Прежде всего одно: психоаналитические исследования сводят с действительно удивительной правильностью симптомы страдания больных к впечатлениям из области их любовной жизни; эти исследования относятся к эротическим влечениям и заставляют нас признать, что расстройствам эротики должно быть приписано наибольшее значение среди факторов, ведущих к заболеванию, и это так для обоих полов.

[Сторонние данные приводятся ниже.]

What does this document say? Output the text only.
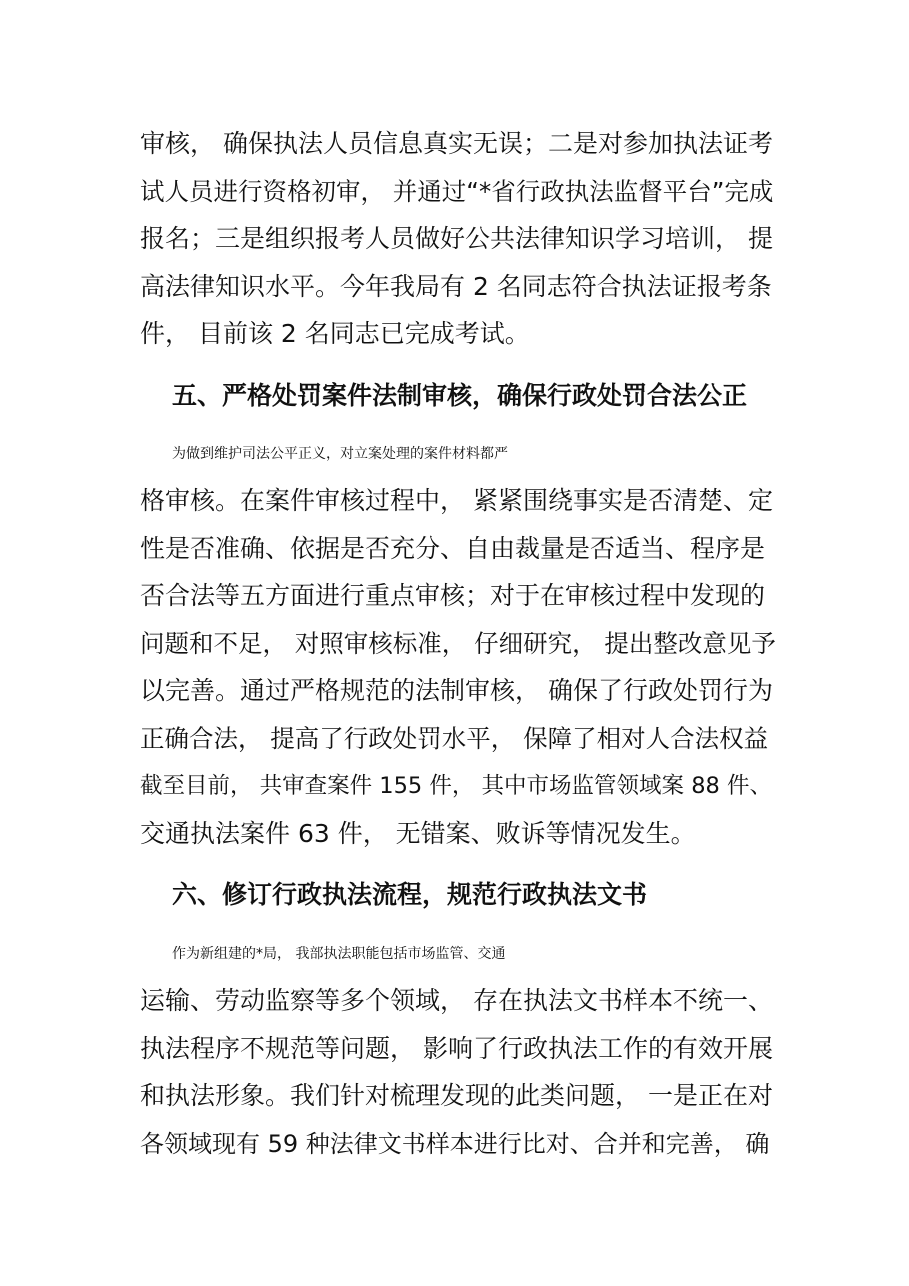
审核， 确保执法人员信息真实无误；二是对参加执法证考
试人员进行资格初审， 并通过“*省行政执法监督平台”完成
报名；三是组织报考人员做好公共法律知识学习培训， 提
高法律知识水平。今年我局有 2 名同志符合执法证报考条
件， 目前该 2 名同志已完成考试。
五、严格处罚案件法制审核，确保行政处罚合法公正
为做到维护司法公平正义，对立案处理的案件材料都严
格审核。在案件审核过程中， 紧紧围绕事实是否清楚、定
性是否准确、依据是否充分、自由裁量是否适当、程序是
否合法等五方面进行重点审核；对于在审核过程中发现的
问题和不足， 对照审核标准， 仔细研究， 提出整改意见予
以完善。通过严格规范的法制审核， 确保了行政处罚行为
正确合法， 提高了行政处罚水平， 保障了相对人合法权益
截至目前， 共审查案件 155 件， 其中市场监管领域案 88 件、
交通执法案件 63 件， 无错案、败诉等情况发生。
六、修订行政执法流程，规范行政执法文书
作为新组建的*局， 我部执法职能包括市场监管、交通
运输、劳动监察等多个领域， 存在执法文书样本不统一、
执法程序不规范等问题， 影响了行政执法工作的有效开展
和执法形象。我们针对梳理发现的此类问题， 一是正在对
各领域现有 59 种法律文书样本进行比对、合并和完善， 确
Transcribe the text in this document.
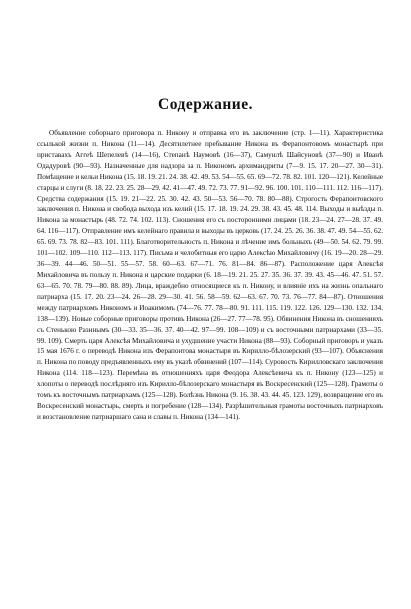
Содержание.

Объявление соборнаго приговора п. Никону и отправка его въ заключение (стр. 1—11). Характеристика ссылькой жизни п. Никона (11—14). Десятилетнее пребывание Никона въ Ферапонтовомъ монастырѣ при приставахъ Аггеѣ Шепелевѣ (14—16), Степанѣ Наумовѣ (16—37), Самуилѣ Шайсуновѣ (37—90) и Иванѣ Одадуровѣ (90—93). Назначенные для надзора за п. Никономъ архимандриты (7—9. 15. 17. 20—27. 30—31). Помѣщение и кельи Никона (15. 18. 19. 21. 24. 38. 42. 49. 53. 54—55. 65. 69—72. 78. 82. 101. 120—121). Келейные старцы и слуги (8. 18. 22. 23. 25. 28—29. 42. 41—47. 49. 72. 73. 77. 91—92. 96. 100. 101. 110—111. 112. 116—117). Средства содержания (15. 19. 21—22. 25. 30. 42. 43. 50—53. 56—70. 78. 80—88). Строгость Ферапонтовского заключения п. Никона и свобода выхода изъ келий (15. 17. 18. 19. 24. 29. 38. 43. 45. 48. 114. Выходы и выѣзды п. Никона за монастырь (48. 72. 74. 102. 113). Сношения его съ посторонними лицами (18. 23—24. 27—28. 37. 49. 64. 116—117). Отправление имъ келейнаго правила и выходы въ церковь (17. 24. 25. 26. 36. 38. 47. 49. 54—55. 62. 65. 69. 73. 78. 82—83. 101. 111). Благотворительность п. Никона и лѣчение имъ больныхъ (49—50. 54. 62. 79. 99. 101—102. 109—110. 112—113. 117). Письма и челобитныя его царю Алексѣю Михайловичу (16. 19—20. 28—29. 36—39. 44—46. 50—51. 55—57. 58. 60—63. 67—71. 76. 81—84. 86—87). Расположение царя Алексѣя Михайловича въ пользу п. Никона и царские подарки (6. 18—19. 21. 25. 27. 35. 36. 37. 39. 43. 45—46. 47. 51. 57. 63—65. 70. 78. 79—80. 88. 89). Лица, враждебно относящиеся къ п. Никону, и влиянie ихъ на жизнь опальнаго патриарха (15. 17. 20. 23—24. 26—28. 29—30. 41. 56. 58—59. 62—63. 67. 70. 73. 76—77. 84—87). Отношения между патриархомъ Никономъ и Иоакимомъ (74—76. 77. 78—80. 91. 111. 115. 119. 122. 126. 129—130. 132. 134. 138—139). Новые соборные приговоры противъ Никона (26—27. 77—78. 95). Обвинения Никона въ сношенияхъ съ Стенькою Разинымъ (30—33. 35—36. 37. 40—42. 97—99. 108—109) и съ восточными патриархами (33—35. 99. 109). Смерть царя Алексѣя Михайловича и ухудшение участи Никона (88—93). Соборный приговоръ и указъ 15 мая 1676 г. о переводѣ Никона изъ Ферапонтова монастыря въ Кирилло-бѣлозерский (93—107). Объяснения п. Никона по поводу предъявленныхъ ему въ указѣ обвинений (107—114). Суровость Кирилловскаго заключения Никона (114. 118—123). Перемѣна въ отношенияхъ царя Феодора Алексѣевича къ п. Никону (123—125) и хлопоты о переводѣ послѣдняго изъ Кирилло-бѣлозерскаго монастыря въ Воскресенский (125—128). Грамоты о томъ къ восточнымъ патриархамъ (125—128). Болѣзнь Никона (9. 16. 38. 43. 44. 45. 123. 129), возвращение его въ Воскресенский монастырь, смерть и погребение (128—134). Разрѣшительныя грамоты восточныхъ патриарховъ и возстановление патриаршаго сана и славы п. Никона (134—141).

Я знаю, что этому моему утверждению не очень-то доверяют. Даже те исследователи, которые охотно соглашаются с моими психологическими работами, склонны думать, что я переоцениваю этиологическую роль сексуального фактора, и обращаются ко мне с вопросом, почему другие душевные волнения не могут дать повода к описанным явлениям вытеснения и замещения. Я могу на это ответить: я не знаю, почему другие, не сексуальные, душевные волнения не должны вести к тем же результатам, и я ничего не имел бы против этого; но опыт показывает, что они подобного значения не имеют, и самое большее – они помогают действию сексуальных моментов, но никогда не могут заменить последних. Это положение не было установлено мною теоретически; еще в «Studien uber Hysterie», опубликованных мною совместно с Брейером в 1895 году, я не стоял на этой точке зрения, но я должен был встать на эту точку зрения, когда мой опыт стал богаче и я глубже проник в предмет. Уважаемые господа, здесь среди вас есть некоторые из моих близких друзей и приверженцев, которые вместе со мной совершили путешествие в Вустер. Если вы их спросите, то услышите, что они все сначала не доверяли всеопределяющей роли сексуальной этиологии, пока они в этом не убедились на основании своих собственных психоаналитических изысканий.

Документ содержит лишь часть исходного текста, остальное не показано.